After graduating from Galatasaray High School in 1941, Usmanbaş entered first the Faculty of Letters at Istanbul University to study philosophy, but switched to the Conservatory of Istanbul where he studied harmony with Cemal Reşit Rey and cello with Sezai Asal. In 1942, he transferred to Ankara State Conservatory, where he went on to study in the Department of Musical Composition, under members of the Turkish Five - Rey, Ahmet Adnan Saygun, Hasan Ferit Alnar, Ulvi Cemal Erkin, and Necil Kazım Akses - and David Zirkin. While he was still a student, he composed his first orchestral work Little Night Music (1946), inspired by Mozart. At the time, he discovered the score of Alban Berg's Wozzeck in the library, and started to study and perform the works of other contemporary composers. In 1948, Usmanbaş graduated in composition from Ankara State Conservatory.

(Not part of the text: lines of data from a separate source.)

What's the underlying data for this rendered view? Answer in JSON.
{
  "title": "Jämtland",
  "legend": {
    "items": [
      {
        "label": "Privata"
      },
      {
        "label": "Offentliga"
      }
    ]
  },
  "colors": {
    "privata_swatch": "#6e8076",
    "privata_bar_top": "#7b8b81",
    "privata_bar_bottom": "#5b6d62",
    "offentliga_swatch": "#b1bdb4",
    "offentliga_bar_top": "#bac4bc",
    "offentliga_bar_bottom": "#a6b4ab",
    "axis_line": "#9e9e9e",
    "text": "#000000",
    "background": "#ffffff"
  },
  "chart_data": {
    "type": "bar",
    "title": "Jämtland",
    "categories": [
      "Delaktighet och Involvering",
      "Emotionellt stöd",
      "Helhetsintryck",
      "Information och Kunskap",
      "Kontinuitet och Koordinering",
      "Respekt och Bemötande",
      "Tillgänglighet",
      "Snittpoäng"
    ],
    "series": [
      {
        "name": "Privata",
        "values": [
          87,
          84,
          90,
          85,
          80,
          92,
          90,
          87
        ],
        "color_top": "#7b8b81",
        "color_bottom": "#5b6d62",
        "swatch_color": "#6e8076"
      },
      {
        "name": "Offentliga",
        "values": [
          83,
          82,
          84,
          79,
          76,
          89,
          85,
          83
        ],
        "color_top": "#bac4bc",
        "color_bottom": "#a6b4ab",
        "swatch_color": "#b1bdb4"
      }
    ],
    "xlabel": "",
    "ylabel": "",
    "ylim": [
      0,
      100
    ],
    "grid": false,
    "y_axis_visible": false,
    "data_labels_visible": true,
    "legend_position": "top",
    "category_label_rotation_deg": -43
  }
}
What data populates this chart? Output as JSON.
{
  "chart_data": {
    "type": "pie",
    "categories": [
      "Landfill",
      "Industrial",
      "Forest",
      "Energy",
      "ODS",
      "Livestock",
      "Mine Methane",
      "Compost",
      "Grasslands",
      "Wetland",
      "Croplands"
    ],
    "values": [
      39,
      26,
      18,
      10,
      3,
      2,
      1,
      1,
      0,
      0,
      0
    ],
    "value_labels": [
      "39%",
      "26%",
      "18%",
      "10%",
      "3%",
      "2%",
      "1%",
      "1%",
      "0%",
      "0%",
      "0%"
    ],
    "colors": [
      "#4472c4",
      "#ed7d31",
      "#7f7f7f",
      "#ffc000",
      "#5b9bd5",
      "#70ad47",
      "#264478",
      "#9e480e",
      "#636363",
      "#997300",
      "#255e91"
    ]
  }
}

In 1952, he was among the founders of the Helikon Derneği, an association named after the Greek mythological Mt. Helicon, to promote arts like visual arts and music. The same year, he went to the United States on a UNESCO scholarship, where he came under the influence of American pioneers of new and experimental music. He studied in Tanglewood and Bennington with Luigi Dallapiccola. In 1955, he received the Paul Fromm Award.

=== Teaching and composing ===
In 1956, Usmanbaş served as a lecturer for music history at Ankara State Conservatory. In the years 1957 and 1958, he was again in the United States on a Rockefeller fellowship, where he had the opportunity to meet many composers, including Milton Babbitt, Henry Cowell and Morton Feldman.

He developed as a composer: until 1948, he was influenced by Paul Hindemith, Béla Bartók and Igor Stravinsky. In the 1950s he added serial techniques. After 1960, he included aleatoric music, free polyphony, sound collage, minimal music, monorhythms, micromodality and graphic free values.

Usmanbaş was an experimental composer, one of the second generation of Turkish composers, coming after the Five, and opposed to their ideas. He worked with a freedom of form and a concentration on intensity rather than melody, with techniques that include neo-classicism, aleatoric music, Twelve-tone technique, serialism, and minimalism. He wrote nearly 120 compositions.

Usmanbaş published books and translations, and wrote congress programs and articles during his long years as a lecturer of musical composition. He translated works in to Turkish, especially André Hodeir's Les Formes de la Musique as Müzik Türleri Ve Biçimleri , and Short History of World Music by Curt Sachs as Kısa Dünya Musikisi Tarihi. He became director of first the Ankara State Conservatory and then the Istanbul Conservatory where he was in office until 2011. He influenced generations of students including Fazıl Say. The sheet music collection of Usmanbaş's works is held by the Sevda-Cenap And Music Foundation.

=== Personal life ===
Usmanbaş married the soprano Atıfet (born 1923) in 1948. She died on 3 February 2022 at the age of 99 in a nursing residence and where they had lived for eleven years at the time.

İlhan Usmanbaş died on 30 January 2025 at the age of 103. (Note: Some sources mislabel his age as "104".) He was buried at Zincirlikuyu Cemetery following a memorial ceremony held at the Atatürk Cultural Center.

== Awards ==
Usmanbaş received more foreign awards and honours than any other Turkish composer. He received commissions from the Koussevitzky Foundation in the United States, the Fromm Music Award, the Koussevitzky Award in 1958, the Wieniawski Award in Poland in 1967, the award of the International Competition for Ballet Music in Switzerland in 69, and the prize of the International Composers Tribune in Paris. In 1971, Usmanbaş became a State Artist in Turkey. He received a gold medal from the Sevda–Cenap And Foundation in 1993. Boğaziçi University awarded him an honorary doctorate in 2000. He was presented with a Lifetime Achievement Award at the 32nd Istanbul International Music Festival in 2004.